The RFQ submission from Weiss and O’Grady proposed general concepts for the site of the Festival Market Place storage building, but it did not specify a single idea, Weiss said. He proposed reopening The Zu, a former sports bar owned by the Weiss family at 16 S. Broadway, where The Mule operates now. He and O’Grady also proposed a training ring for boxers, among other ideas.

Weiss said he understood why the city selected Lodge’s proposal, since a municipality would want the property to generate sales tax dollars.

“Their perception is correct,” Weiss aid. “That is a very valuable piece of real estate that can be an income-producer for the city.”

However, Weiss said the RFQ process felt “rushed.”

“I did have the feeling they already knew what they were doing and were just going through some motions, but I don’t know that,” Weiss said. “I’ve been in RFQ’s before. This just kind of felt different.”

Weiss said the process seemed atypical for the city.

“For the most part, what I’ve seen from the City of Edmond is above water, straightforward. They do their due diligence,” Weiss said. “They had something in their mind that they wanted.”

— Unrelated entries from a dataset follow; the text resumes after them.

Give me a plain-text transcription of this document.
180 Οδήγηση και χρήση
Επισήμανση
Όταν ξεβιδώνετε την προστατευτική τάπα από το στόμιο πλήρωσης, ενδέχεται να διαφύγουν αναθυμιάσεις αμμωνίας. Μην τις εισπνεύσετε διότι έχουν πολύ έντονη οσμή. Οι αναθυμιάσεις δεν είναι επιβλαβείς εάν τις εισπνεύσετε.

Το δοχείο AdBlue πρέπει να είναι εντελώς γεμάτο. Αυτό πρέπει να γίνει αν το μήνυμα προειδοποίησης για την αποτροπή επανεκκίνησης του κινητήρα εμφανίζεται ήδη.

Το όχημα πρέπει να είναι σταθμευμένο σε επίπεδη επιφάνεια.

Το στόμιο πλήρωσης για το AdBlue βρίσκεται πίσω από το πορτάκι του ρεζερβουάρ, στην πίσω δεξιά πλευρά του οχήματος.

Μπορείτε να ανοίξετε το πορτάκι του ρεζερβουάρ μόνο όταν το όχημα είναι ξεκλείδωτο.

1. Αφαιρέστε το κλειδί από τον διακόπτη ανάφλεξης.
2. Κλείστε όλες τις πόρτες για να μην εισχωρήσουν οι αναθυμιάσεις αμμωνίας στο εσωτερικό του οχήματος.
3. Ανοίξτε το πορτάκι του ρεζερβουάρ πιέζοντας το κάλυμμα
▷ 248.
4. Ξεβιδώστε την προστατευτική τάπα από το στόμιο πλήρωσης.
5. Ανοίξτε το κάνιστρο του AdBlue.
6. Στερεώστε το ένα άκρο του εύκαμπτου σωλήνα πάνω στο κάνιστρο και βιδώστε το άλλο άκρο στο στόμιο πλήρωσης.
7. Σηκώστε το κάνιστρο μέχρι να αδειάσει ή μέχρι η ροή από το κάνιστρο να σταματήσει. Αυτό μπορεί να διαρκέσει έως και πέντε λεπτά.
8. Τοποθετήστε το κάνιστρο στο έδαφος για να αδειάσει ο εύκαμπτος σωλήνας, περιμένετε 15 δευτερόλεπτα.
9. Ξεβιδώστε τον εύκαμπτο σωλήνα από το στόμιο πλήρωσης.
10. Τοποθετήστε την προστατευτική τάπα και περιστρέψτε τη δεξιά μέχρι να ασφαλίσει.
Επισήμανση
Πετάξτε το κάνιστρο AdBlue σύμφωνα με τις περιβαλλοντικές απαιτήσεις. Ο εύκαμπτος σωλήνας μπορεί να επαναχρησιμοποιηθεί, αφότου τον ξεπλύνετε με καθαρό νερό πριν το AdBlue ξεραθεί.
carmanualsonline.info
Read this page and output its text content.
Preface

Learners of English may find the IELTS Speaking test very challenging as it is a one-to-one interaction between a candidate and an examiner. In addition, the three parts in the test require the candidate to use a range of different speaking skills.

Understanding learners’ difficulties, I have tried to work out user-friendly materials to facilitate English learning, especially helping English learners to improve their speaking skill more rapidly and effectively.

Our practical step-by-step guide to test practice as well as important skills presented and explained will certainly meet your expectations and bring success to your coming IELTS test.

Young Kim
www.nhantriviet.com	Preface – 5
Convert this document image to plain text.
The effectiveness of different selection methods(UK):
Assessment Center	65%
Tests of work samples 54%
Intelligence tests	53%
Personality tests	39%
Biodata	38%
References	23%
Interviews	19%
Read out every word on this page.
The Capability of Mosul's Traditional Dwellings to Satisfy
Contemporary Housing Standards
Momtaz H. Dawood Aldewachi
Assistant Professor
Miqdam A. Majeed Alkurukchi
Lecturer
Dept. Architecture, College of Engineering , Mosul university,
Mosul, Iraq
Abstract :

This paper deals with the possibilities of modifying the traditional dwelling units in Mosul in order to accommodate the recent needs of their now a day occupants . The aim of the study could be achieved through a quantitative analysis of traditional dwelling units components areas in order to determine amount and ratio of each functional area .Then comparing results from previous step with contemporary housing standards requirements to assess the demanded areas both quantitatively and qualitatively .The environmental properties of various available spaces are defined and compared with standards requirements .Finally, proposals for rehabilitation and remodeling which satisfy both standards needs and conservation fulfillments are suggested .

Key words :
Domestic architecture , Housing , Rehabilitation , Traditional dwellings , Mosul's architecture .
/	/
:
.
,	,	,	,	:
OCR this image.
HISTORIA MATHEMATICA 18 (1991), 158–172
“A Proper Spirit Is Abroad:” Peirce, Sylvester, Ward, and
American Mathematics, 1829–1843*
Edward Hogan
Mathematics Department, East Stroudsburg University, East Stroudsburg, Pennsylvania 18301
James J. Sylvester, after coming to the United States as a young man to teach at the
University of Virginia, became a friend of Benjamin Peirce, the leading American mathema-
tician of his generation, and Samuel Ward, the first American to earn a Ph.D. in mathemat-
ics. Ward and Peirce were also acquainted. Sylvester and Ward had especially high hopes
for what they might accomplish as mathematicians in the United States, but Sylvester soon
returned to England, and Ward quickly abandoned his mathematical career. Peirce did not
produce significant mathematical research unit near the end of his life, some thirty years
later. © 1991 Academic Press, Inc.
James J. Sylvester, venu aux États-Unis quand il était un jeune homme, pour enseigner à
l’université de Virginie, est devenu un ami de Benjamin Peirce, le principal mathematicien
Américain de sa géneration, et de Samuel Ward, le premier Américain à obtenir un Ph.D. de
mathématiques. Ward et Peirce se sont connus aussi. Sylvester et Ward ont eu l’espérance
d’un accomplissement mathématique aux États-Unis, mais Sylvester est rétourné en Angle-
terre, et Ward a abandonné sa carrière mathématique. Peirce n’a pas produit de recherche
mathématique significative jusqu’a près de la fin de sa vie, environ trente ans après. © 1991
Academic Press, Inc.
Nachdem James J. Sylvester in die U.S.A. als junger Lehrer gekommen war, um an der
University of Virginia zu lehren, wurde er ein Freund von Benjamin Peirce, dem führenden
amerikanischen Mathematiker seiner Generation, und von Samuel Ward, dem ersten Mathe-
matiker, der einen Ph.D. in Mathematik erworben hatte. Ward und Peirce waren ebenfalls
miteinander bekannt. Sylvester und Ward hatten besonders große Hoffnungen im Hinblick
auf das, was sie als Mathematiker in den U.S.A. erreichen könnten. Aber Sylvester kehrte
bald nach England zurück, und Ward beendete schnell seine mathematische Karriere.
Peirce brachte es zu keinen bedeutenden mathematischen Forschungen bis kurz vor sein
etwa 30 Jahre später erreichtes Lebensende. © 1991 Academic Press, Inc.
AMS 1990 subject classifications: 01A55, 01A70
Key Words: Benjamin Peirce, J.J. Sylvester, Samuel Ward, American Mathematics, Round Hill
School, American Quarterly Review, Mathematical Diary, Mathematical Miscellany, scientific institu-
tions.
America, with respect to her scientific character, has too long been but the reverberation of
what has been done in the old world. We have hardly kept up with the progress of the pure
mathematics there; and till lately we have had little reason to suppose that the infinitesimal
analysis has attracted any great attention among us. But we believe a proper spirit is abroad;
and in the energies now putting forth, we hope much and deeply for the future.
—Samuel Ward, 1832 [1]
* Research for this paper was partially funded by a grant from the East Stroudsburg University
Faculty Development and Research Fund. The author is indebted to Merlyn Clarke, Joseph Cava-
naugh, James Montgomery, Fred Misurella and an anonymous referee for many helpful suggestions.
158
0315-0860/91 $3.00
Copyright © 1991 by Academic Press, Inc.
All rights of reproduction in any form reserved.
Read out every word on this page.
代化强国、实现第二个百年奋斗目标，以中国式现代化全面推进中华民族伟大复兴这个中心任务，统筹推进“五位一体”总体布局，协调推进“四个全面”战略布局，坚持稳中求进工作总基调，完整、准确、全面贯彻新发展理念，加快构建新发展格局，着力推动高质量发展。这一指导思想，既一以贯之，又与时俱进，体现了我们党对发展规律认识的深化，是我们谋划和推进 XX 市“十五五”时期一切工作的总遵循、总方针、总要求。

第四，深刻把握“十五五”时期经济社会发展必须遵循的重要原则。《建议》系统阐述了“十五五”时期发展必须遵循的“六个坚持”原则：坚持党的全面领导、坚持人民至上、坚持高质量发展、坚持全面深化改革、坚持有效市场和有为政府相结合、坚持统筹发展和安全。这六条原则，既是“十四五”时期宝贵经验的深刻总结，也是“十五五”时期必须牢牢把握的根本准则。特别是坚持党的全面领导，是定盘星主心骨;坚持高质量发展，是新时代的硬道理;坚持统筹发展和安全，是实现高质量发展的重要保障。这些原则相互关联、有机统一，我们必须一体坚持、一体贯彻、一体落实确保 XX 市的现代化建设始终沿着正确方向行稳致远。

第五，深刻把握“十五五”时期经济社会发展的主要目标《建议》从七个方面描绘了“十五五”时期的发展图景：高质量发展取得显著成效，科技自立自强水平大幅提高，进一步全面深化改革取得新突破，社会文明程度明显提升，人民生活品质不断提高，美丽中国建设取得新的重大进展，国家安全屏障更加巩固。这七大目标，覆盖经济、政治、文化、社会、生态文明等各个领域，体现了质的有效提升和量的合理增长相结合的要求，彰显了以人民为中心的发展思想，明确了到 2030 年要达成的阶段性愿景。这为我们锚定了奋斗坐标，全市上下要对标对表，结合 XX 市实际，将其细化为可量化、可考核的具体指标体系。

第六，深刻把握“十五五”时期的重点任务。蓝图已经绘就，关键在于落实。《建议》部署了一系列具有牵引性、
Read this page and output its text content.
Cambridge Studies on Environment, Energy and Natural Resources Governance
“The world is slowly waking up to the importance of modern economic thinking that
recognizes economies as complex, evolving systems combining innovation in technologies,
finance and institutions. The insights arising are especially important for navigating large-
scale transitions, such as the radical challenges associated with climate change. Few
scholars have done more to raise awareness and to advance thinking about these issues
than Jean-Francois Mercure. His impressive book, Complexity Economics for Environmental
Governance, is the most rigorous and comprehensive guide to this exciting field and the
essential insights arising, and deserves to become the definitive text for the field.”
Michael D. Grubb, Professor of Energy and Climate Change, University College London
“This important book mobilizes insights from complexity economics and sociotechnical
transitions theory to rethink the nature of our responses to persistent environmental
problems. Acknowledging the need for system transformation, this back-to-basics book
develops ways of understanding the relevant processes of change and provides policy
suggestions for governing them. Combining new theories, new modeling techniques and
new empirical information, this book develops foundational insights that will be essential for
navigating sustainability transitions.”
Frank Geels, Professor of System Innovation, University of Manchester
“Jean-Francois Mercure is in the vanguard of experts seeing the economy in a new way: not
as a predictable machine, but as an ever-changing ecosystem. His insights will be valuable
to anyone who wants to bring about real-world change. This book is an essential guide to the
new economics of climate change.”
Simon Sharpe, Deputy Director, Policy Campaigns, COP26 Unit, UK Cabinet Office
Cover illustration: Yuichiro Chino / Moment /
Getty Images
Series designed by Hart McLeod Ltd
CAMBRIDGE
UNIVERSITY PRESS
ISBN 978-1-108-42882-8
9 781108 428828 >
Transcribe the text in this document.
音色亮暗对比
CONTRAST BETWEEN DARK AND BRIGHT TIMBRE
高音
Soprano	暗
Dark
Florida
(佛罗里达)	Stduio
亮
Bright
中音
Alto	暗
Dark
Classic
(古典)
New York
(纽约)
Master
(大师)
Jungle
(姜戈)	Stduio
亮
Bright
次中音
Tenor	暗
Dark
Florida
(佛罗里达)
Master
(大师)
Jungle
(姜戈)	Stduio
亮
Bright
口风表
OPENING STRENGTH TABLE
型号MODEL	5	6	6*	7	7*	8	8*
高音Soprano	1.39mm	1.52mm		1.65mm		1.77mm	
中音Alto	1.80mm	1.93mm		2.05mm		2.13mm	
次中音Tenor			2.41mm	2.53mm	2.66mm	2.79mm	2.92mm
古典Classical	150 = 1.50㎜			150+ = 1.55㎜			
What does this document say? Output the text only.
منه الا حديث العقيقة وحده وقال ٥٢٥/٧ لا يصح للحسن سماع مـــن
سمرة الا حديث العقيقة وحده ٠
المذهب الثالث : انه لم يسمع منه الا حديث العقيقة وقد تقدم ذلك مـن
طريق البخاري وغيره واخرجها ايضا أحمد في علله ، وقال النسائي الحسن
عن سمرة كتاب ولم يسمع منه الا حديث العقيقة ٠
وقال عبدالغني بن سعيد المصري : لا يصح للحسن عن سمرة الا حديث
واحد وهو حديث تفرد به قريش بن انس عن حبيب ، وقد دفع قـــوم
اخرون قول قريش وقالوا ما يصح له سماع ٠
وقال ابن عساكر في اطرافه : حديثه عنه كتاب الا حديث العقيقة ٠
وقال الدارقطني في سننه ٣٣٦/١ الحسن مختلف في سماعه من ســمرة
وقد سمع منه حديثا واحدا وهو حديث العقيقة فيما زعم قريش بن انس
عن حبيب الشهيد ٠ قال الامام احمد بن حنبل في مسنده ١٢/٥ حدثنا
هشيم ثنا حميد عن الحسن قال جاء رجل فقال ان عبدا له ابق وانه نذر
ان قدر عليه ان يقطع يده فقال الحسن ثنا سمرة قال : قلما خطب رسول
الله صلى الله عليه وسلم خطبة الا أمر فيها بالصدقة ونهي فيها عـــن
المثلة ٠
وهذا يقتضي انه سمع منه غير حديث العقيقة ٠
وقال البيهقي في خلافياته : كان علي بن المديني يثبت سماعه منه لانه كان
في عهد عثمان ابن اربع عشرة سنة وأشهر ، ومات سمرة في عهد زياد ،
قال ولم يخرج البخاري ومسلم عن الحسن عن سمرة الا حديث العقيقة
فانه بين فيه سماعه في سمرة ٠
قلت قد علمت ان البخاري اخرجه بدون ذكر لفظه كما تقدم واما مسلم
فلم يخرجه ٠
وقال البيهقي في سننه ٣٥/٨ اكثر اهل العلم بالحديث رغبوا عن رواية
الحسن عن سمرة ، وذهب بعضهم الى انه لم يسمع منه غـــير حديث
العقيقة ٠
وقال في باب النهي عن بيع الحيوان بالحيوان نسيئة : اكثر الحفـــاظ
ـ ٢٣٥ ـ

Asked if she believed the city had pre-selected Lap 7 Development for the site, Carel — the Downtown Edmond Business Association president who served on the selection committee — said the committee went through the proper process, but she acknowledged hearing complaints from business owners about the situation.

“I’ve gotten the same input from everybody down here. They were like, ‘Do you think it was pre-selected?’ I just don’t know either way,” Carel said. “I know when I was part of it, it seemed like we were actually going through the interview process and the steps that were taken. I just don’t know what was done before I got there.”

(Correction: This article was updated at 8:13 a.m. Friday, Feb. 23, to correct information on the city’s lease agreement with Lap 7 Development. NonDoc regrets the error.)